I am working through Axler's LADR on my own and was wondering about what the "natural" isomorphisms between these spaces would be. If $V$ is finite-dimensional all 3 of these spaces have the same dimension ($dimV-dimU$) and hence should be isomorphic, correct?
An isomorphism between $U^\perp$ and $U^0$ seems the most natural: for each vector $u$ of $U^\perp$, $u\mapsto\varphi_u$, where $\varphi$ is an element of $U^0$ given by $\langle,u\rangle$. This mapping is obviously injective and surjective by the functional representation theorem (called the Riesz representation theorem in the book).
Next I tried coming up with one between $U^0$ and $V/U$ (and $U^\perp$ and $V/U$) in pretty much the exact way; for each $\varphi_v$ of $U^0$, $\varphi_v\mapsto v+U$, where a unique $v$ exists by the representation theorem ($\forall w\in U^\perp,w\mapsto w+U$). I seem to have managed to prove that both are isomorphisms. For the first one's injective part, suppose that the kernel is non-empty. Then there is a non-zero functional $\varphi_v$ which is mapped to the identity of $V/U$, i.e. $0+U$, hence $v\in U$. But since $\varphi_v(w)=\langle w,v\rangle\in U^0$ is $0$ for any $w\in U$, $\langle v,v\rangle=0$ and $v=0$, which is a contradiction. This felt a bit counter-intuitive to me, because at first I thought that there should be no reason why 2 different functionals shouldn't possibly map to the same affine subset, but the proof seems to be correct. For the other isomorphism proof of injection seems to be just as simple: suppose the kernel was non-empty, then $w\neq0$ maps to $0+U$ and hence $w\in U$. But if it were it would have to be orthogonal to every element of $U$, including itself, therefore $w=0$, which is a contradiction. For the surjective part of the 2nd one I thought it could be argued as follows: we know that $V=U\oplus U^\perp$, i.e. each vector $v$ can be uniquely represented as $u+u^\perp$. Then any element $v+U$ of $V/U$ can be written as $(u+u^\perp)+U$ or simply $u^\perp+U$. That is, every affine subset has a representative that is orthogonal to $U$ and hence a pre-image under this mapping. Argue surjectivity for the first one the same way, since $\varphi_{u^\perp}$ is in the annihilator.

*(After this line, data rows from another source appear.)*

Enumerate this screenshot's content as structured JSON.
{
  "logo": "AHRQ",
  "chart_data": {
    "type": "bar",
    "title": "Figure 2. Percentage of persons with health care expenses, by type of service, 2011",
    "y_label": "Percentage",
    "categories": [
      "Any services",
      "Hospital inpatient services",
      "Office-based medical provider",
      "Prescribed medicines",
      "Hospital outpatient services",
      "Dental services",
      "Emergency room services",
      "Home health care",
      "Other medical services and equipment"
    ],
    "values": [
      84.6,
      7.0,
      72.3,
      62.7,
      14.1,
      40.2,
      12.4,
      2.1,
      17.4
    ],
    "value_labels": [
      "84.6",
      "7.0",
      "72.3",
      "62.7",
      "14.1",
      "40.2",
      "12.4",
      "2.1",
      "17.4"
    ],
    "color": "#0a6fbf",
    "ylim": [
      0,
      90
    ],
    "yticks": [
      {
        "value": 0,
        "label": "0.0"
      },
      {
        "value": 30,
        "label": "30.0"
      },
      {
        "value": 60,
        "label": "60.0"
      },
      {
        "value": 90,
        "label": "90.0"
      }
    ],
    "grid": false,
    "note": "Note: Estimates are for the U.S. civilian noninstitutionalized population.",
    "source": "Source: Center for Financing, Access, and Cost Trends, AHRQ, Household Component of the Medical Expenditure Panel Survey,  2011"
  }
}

My question I suppose would simply be whether my general line of reasoning is correct or not. I understand that all this is utterly trivial, I was just toying around by myself and was looking for validation for my direction of thinking. Apologies for the wall of text.
I assume that $V$ is a Hilbert space (e.g. a finite dimensional vector space with an inner product), $U\subseteq V$ is a sub-vector space and that by $U^0$ you denote the subspace of the dual of $V$ which evaluates to zero on $U$.
You have a canonical isomorphism $V\cong V^*$ given by sending $v$ to $\langle-,v\rangle$. This immediately implies that $U^\perp\cong U^0$ via this isomorphism (which makes the statement completely trivial).
The canonical isomorphism $V\cong U\oplus U^\perp$ implies the statement that $U^\perp\cong V/U$, as you noticed. However, a maybe more natural way to see this (that doesn't involve splitting $V$) is to consider the short exact sequence $$0\longrightarrow U\longrightarrow V\longrightarrow V/U\longrightarrow0\ .$$ Taking duals, we obtain the short exact sequence $$0\longrightarrow (V/U)^*\longrightarrow V^*\longrightarrow U^*\longrightarrow0\ .$$ But the dual $V^*\to U^*$ of the inclusion $U\to V$ is given by the restriction of an element of $V^*$ (acting on $V$) to $U$. Now since the sequence is exact, we have $$\ker(V^*\to U^*)\cong(V/U)^*,$$ and this kernel is tautologically $U^0$. Thus, the most natural statement is that $$U^0\cong (V/U)^*,$$ and this becomes the statement that you want once again by the isomorphism of Hilbert spaces and their duals.